I am trying to understand how the next calculation is performed.
For example, if this is my terminal command
gcc ex2.c -D b+=2
Why do I get 5?
#include <stdio.h>
int main()
{
#ifdef b
printf("%d\n", 2 b | ~ 2 b);
#endif
return 0;
}
2 b mean 2*b ?
~ 2 b mean 2*b and then ~ ?
This is weird that it works and looks like a bug (or feature) from gcc and clang in parsing command line arguments.
Looks like gcc substitutes the first = sign in macro declaration by a space. So the parameter:
-D b+=2
is equal to
#define b+ 2
which because gcc has an extension to interpret it like that, it is equal to
#define b + 2
which makes the preprocessor output:
printf("%d\n", 2 + 2 | ~ 2 + 2);
the expression 2 + 2 | ~ 2 + 2 is equal to (2 + 2) | ((~ 2) + 2) (see operator precedence) which on twos complement system is equal to 4 | (-3 + 2) which is equal to 4 | -1. On twos-complement -1 is equal to 0xff....ff so 4 | -1 is equal to 0xff...ff (as it is binary OR) which is -1.

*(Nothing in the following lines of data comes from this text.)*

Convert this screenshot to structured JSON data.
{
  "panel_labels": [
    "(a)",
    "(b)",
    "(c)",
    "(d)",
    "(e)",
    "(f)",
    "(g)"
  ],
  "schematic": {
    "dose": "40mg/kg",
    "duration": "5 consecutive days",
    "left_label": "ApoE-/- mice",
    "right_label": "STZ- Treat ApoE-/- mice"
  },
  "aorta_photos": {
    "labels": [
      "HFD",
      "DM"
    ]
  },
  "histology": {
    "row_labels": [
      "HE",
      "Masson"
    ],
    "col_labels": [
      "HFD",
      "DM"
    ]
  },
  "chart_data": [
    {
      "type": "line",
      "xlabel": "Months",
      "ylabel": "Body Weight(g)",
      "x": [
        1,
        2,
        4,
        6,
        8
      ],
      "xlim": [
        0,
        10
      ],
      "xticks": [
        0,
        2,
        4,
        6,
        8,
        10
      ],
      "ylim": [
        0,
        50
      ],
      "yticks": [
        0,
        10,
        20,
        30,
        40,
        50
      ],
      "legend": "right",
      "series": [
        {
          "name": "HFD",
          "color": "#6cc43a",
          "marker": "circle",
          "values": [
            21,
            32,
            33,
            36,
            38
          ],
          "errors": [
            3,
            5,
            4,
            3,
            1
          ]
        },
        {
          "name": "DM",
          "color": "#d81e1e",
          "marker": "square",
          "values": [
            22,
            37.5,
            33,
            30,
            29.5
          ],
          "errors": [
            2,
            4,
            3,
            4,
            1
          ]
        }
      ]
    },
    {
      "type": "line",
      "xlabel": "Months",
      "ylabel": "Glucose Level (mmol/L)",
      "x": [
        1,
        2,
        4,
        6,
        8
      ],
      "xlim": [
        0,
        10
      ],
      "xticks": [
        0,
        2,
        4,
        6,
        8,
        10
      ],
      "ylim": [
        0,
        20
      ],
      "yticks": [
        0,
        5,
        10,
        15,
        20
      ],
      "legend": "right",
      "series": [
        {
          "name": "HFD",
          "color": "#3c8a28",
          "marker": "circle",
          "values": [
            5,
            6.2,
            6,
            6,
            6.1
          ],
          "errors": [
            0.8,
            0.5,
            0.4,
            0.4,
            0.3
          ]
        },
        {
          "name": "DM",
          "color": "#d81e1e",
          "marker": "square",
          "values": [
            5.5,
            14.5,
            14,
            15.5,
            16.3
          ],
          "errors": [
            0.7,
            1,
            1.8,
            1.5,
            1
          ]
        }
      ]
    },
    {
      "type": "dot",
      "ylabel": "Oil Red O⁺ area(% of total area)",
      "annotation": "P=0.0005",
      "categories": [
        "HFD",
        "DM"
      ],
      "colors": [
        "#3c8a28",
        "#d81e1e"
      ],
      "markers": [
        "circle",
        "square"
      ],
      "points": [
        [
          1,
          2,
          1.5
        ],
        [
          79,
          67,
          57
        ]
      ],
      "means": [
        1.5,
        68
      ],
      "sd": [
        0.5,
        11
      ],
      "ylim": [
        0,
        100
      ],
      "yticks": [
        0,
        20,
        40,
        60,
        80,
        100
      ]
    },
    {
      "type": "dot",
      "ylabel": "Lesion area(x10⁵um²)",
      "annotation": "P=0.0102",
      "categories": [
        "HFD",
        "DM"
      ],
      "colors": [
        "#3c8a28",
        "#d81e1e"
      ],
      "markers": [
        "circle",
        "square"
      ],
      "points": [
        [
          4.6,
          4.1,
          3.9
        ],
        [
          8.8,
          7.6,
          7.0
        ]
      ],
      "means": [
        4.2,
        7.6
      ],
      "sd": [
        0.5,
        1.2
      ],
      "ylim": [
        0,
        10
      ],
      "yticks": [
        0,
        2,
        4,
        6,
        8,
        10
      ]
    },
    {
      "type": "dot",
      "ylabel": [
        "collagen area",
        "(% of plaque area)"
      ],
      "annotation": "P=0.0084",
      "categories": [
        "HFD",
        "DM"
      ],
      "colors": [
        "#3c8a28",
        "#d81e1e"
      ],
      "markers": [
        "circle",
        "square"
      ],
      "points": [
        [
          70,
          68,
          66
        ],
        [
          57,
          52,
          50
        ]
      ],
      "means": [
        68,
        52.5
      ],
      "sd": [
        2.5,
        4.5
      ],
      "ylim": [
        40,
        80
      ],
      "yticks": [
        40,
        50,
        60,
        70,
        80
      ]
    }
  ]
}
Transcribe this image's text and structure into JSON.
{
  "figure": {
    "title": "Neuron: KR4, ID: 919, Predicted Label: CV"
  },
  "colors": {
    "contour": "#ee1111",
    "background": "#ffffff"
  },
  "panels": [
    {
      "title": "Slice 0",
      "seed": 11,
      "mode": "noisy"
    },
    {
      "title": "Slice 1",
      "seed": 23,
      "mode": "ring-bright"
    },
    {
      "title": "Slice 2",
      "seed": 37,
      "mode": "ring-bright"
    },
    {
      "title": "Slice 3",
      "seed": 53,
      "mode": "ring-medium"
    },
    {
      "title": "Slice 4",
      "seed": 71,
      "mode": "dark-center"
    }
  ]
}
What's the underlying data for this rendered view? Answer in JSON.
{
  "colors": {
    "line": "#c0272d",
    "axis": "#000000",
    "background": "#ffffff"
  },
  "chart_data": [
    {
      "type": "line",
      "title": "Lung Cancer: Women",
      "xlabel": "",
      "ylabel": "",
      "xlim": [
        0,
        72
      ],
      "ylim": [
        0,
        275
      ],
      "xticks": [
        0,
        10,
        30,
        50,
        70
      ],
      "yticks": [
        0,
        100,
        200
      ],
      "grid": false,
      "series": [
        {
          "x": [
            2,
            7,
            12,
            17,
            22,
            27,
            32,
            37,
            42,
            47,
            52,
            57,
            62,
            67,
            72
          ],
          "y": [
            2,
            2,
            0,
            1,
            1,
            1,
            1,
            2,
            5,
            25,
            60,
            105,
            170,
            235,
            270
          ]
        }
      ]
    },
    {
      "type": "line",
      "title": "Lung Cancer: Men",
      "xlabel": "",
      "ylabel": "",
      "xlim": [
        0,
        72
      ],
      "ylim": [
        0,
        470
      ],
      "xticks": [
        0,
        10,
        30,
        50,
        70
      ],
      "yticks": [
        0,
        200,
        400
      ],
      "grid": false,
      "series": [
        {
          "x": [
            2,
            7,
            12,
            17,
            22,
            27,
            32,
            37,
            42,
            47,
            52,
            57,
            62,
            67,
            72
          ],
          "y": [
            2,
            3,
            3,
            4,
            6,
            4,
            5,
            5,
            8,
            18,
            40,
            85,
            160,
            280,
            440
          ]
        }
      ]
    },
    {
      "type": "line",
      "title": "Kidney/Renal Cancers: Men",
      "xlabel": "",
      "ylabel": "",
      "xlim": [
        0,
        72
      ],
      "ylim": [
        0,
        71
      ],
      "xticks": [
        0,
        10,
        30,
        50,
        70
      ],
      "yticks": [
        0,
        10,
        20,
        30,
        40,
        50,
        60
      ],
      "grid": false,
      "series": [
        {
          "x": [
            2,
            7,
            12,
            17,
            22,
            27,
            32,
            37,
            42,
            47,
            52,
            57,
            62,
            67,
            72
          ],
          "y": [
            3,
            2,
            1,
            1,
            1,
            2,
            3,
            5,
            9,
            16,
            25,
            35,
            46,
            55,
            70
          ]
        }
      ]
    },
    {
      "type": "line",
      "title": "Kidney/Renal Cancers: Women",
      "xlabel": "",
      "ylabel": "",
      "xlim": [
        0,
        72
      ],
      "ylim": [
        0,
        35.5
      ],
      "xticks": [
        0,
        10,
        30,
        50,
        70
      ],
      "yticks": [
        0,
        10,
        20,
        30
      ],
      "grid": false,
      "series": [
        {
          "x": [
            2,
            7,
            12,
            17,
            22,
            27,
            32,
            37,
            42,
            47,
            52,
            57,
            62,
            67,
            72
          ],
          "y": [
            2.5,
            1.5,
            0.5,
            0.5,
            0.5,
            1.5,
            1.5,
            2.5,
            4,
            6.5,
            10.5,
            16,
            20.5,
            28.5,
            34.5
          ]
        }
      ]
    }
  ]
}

compiling with gcc ex2.c -D b+=2 define b as +2 so the source
#include <stdio.h>
int main()
{
#ifdef b
printf("%d\n", 2 b | ~ 2 b);
#endif
return 0;
}
is like
#include <stdio.h>
int main()
{
printf("%d\n", 2 + 2 | ~ 2 + 2);
return 0;
}
and for me that prints -1
to see the result after the preprocessing use the option -E :
/tmp % gcc ex2.c -E -D b+=2
<command-line>: warning: missing whitespace after the macro name
...
# 2 "ex2.c" 2
int main()
{
printf("%d\n", 2 + 2 | ~ 2 + 2);
return 0;
}